Twenty years ago I wrote an article for a magazine about what mobile telecoms would be like in 2020. It was part of a series of pieces in a telecoms mag with views from all sorts of interesting people (and me) snappily titled ‘2020 Visions’.
I can’t remember much about what was said, to be honest, but I am pretty sure that no one predicted the ubiquity of the cloud, the rise of social media, nor streaming of TV, music and everything else.
One thing I do remember is that I suggested that mobile phones would one day be more than just a phone. I believed that, having seen the rise of text, there was way more to phones than just getting smaller and thinner, but that they had much more potential than that.
I would love to say I predicted that mobile would be the remote control for life and that we would be shopping on them, but I didn’t (and nor did any of my fellow contributors to the December 1999 issue of Computer Telephony Europe magazine). But that is what has come to pass, just two decades later.

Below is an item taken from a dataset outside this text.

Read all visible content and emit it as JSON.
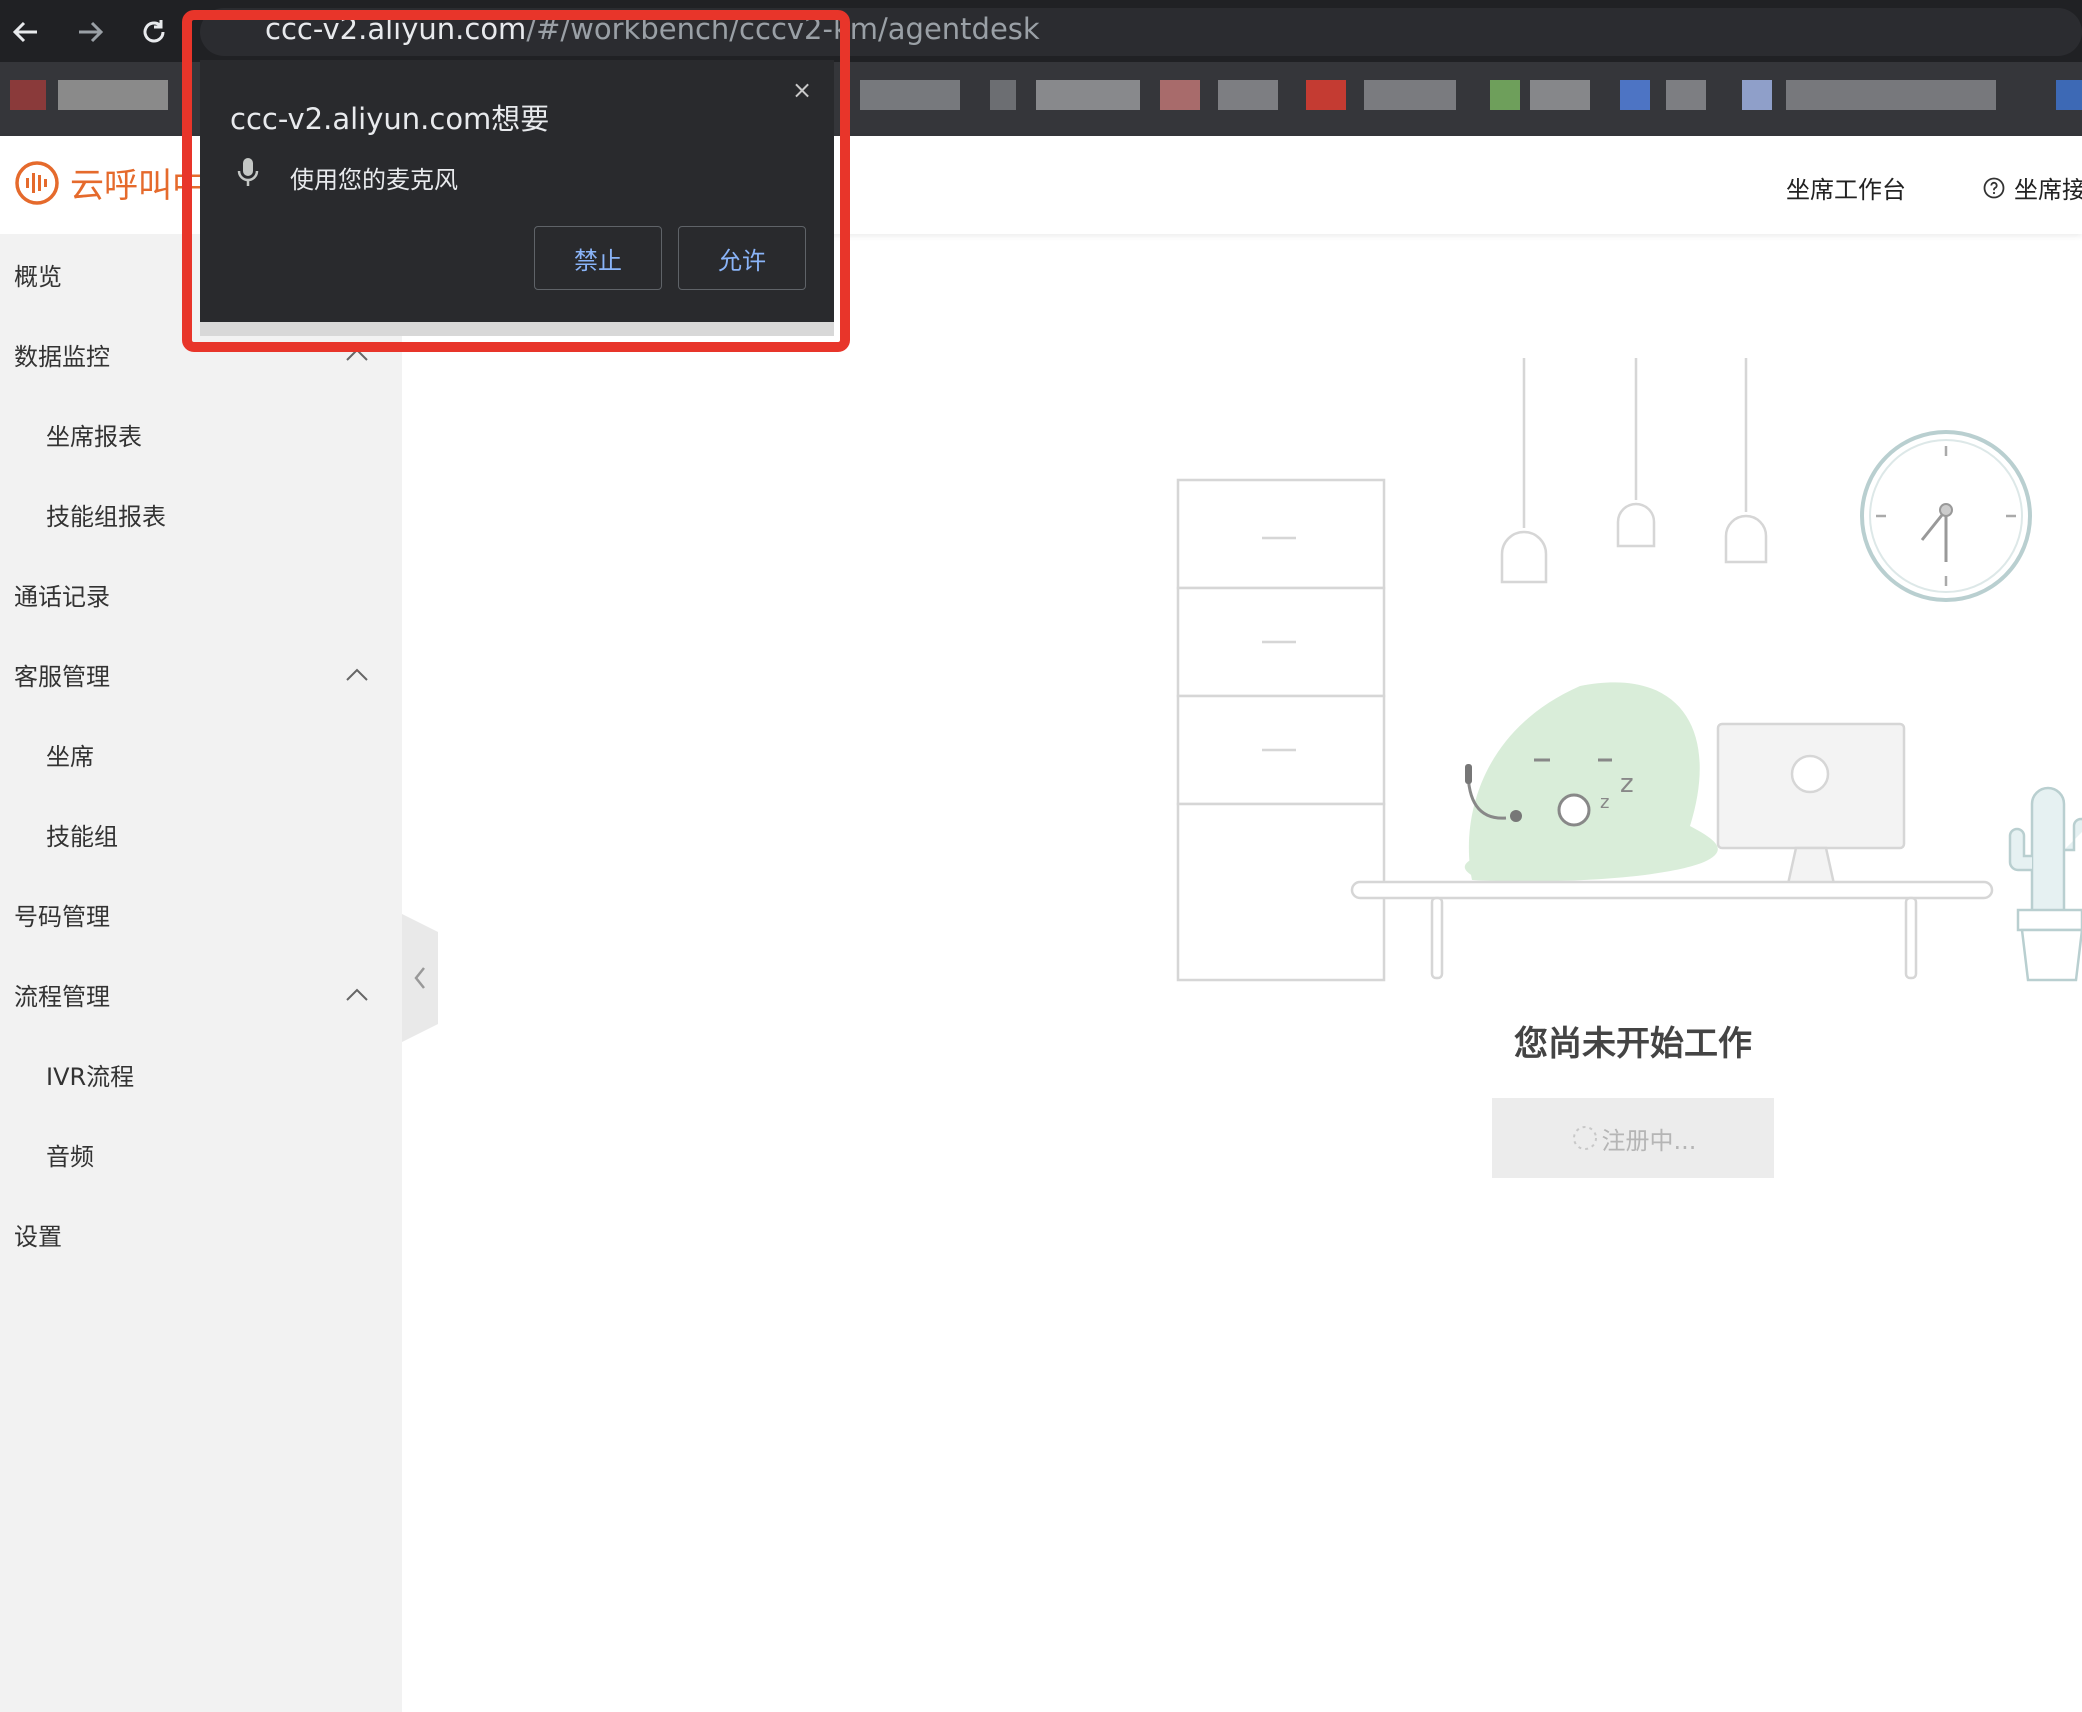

Fast forward to 2019: Black Friday was an intensely mobile affair this year, with more than 70% of UK shoppers buying at least one thing on Black Friday using their mobile.
Of course they did: it is the ideal tool to watch for deals day and night, wherever you may roam. But there is more to it than that. Mobile is now the go-to device for that instant fix of shopping. No one could have foreseen just how powerful the combination of Amazon’s super-easy-to-use-app and the mobile would be when it came to instant retail gratification.

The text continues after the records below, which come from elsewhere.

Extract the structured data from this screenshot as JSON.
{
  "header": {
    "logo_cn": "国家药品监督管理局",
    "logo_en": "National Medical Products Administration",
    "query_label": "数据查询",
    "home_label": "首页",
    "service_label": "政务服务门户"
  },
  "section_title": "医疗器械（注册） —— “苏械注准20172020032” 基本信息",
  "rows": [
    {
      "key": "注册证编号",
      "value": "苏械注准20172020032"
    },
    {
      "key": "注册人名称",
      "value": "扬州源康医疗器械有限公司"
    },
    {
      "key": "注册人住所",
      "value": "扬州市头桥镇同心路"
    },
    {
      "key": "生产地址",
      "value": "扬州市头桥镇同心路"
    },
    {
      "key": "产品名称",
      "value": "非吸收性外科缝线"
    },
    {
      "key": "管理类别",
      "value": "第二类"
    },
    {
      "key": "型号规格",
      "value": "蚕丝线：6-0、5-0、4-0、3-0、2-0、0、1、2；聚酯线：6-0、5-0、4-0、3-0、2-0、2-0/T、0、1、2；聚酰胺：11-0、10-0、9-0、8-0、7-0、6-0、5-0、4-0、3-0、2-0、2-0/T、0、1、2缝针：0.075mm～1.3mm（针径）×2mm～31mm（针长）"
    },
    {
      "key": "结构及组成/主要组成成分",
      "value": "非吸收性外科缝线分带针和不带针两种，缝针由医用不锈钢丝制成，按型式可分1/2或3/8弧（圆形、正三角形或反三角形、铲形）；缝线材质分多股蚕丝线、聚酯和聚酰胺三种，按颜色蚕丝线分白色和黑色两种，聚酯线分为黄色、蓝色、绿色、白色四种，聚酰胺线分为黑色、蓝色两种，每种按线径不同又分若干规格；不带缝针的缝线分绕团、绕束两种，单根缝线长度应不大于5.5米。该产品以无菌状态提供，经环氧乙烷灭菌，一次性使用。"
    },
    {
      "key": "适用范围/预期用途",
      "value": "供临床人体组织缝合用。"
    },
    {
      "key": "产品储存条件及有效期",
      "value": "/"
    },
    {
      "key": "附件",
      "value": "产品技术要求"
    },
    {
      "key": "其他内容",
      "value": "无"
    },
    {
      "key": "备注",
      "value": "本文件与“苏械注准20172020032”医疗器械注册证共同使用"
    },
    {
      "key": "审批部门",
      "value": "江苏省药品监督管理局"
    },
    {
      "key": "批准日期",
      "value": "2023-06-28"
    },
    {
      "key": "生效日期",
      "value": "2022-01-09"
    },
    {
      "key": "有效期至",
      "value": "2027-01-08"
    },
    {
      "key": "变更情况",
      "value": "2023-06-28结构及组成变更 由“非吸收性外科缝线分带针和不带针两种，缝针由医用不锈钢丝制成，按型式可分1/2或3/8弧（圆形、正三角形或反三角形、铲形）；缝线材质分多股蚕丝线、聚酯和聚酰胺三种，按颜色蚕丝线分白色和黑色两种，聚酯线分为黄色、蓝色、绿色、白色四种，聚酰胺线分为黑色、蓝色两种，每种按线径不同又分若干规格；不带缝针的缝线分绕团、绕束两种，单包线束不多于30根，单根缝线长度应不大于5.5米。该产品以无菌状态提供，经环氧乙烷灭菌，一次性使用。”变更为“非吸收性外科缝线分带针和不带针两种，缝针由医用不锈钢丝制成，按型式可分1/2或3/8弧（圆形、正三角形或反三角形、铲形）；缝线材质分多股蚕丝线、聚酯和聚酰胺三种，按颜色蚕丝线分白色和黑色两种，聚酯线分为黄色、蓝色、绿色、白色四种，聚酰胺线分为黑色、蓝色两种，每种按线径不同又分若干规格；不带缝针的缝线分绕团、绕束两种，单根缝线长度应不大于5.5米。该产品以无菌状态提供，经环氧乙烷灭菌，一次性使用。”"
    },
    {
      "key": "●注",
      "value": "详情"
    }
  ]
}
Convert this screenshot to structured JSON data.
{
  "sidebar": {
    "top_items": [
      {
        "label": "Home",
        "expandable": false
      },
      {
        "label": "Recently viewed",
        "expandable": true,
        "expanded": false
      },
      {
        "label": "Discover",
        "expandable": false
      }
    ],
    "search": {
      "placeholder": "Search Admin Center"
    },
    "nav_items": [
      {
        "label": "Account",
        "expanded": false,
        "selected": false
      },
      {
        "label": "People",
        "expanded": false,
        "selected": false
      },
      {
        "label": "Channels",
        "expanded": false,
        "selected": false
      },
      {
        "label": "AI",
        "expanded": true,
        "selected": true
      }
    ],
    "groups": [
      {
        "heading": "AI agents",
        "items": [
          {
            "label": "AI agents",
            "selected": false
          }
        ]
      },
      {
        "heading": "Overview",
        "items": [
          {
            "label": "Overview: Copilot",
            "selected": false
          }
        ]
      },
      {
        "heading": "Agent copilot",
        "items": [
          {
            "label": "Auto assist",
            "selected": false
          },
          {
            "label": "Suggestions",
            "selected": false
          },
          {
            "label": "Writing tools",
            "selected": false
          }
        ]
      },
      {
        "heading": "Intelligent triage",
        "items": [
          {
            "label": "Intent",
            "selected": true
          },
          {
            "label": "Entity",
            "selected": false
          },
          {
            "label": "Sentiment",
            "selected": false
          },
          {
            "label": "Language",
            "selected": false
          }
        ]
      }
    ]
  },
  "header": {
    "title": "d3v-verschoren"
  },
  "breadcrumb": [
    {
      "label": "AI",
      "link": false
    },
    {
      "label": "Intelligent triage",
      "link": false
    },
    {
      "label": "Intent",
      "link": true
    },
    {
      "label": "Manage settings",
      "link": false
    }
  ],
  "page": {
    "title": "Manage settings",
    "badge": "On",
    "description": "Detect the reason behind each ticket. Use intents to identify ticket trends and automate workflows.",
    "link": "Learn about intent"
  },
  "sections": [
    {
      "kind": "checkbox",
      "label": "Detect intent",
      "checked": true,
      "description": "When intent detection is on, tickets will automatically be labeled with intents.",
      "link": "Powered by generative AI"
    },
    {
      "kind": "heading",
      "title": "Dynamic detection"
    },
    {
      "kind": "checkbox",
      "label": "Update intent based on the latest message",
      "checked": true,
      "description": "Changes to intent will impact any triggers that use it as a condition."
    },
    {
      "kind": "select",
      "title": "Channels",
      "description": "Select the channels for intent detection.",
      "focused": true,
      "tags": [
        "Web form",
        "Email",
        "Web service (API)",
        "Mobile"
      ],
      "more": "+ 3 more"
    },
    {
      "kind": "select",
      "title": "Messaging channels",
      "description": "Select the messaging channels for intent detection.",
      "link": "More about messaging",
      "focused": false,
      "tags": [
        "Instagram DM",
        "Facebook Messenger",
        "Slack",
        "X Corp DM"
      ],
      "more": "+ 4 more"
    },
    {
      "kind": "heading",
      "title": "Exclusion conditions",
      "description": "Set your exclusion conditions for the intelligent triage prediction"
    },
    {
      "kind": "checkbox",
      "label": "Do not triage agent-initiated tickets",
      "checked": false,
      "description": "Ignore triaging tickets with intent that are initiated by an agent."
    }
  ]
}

That said, this peak season is starting to see some other changes. Gen Z shoppers are – hard as this is to believe, with several of them at home – starting to look up from their devices and are wanting what they annoyingly see as a ‘traditional’ shopping experience; in a shop. How quaint!
Research has shown that Gen Z shoppers are heading to stores, looking to browse and socialise and to hunt out bargains. They are also looking for novelty goods and, as a result of the commoditisation wrought by Amazon’s super-easy-to-use-app, are looking for different.
And this is the key to the changing world of retail. The kids will buy the utilitarian everyday things from their phones – nothing you can do about that – but they are also looking to indie stores and novel shops (or even novel stuff in old fashioned shops) for gift and the out of the ordinary.
Combine this with the a drive to be more sustainable – such as with H&M in Sweden renting clothes rather than selling them – a growing love of ‘pre-loved’ and vintage (everything, not just clothes) and you can see the full scope of home much retail has changed in the past 12 months, let alone since I got all prophetic in 1999.
With experts predicting that global retail will slow in 2020 – thanks mainly to the US trade war affecting the Chinese economy and therefore dragging down the world economy – it is also understandable that a majority of commerce company heads are actually excited about the year ahead. There are huge challenges, but from them come some great solutions. And, with Black Friday providing some clarity as to just what ‘retail 2020’ now looks like it is the chance to actually transform sometimes stale businesses models into something that really is fit for purpose. That’s my 2020 Vision.